Sclerosing cholangitis may be primary and of unknown etiology, or secondary and due, for example, to autoimmune disorders, infection, or ischemia (see Chapter 41 ). It causes a beaded appearance of the ducts with wall thickening and enhancement, strictures, and discontinuous areas of dilatation ( Fig. 16.12 ); dilated ducts contain debris such as pus, sludge, or sloughed epithelium. Primary sclerosing cholangitis (PSC) carries an increased risk of cholangiocarcinoma, and MRCP remains the most sensitive and specific noninvasive imaging modality to assess these patients and to detect concomitant cholangiocarcinoma. , Mural thickening of the ducts also is seen with HIV-associated cholangiopathy; however, HIV-associated cholangiopathy often shows added papillary stenosis, a finding not typically seen in PSC.

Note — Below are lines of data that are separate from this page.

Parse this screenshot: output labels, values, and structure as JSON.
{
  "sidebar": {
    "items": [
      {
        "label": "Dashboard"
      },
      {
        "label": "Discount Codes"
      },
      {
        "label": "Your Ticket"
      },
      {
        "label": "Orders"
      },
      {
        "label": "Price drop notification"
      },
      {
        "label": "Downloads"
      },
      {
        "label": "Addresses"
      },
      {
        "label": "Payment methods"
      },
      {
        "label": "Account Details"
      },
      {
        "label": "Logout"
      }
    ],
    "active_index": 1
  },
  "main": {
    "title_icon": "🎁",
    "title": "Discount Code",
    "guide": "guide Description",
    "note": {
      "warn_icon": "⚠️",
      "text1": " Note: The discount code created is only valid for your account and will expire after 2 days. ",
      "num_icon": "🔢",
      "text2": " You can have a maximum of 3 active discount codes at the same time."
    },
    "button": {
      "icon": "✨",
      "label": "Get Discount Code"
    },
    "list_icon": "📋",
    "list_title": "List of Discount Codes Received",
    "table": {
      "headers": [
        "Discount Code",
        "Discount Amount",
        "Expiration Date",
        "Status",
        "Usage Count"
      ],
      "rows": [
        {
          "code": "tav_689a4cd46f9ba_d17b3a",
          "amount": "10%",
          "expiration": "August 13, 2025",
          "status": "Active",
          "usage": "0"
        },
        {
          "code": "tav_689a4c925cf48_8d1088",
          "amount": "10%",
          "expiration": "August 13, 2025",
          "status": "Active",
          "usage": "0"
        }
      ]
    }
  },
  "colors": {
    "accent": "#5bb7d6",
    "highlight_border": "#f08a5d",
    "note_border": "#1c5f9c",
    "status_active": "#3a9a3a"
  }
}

In patients with biliary obstruction who are being considered for surgical resection or palliative biliary drainage, the distribution of ductal dilatation should be carefully evaluated to determine management. Any isolated biliary ductal segments that do not communicate with the main ducts should be noted, because isolated segments may alter surgical approach, and biliary drainage may require placement of multiple catheters.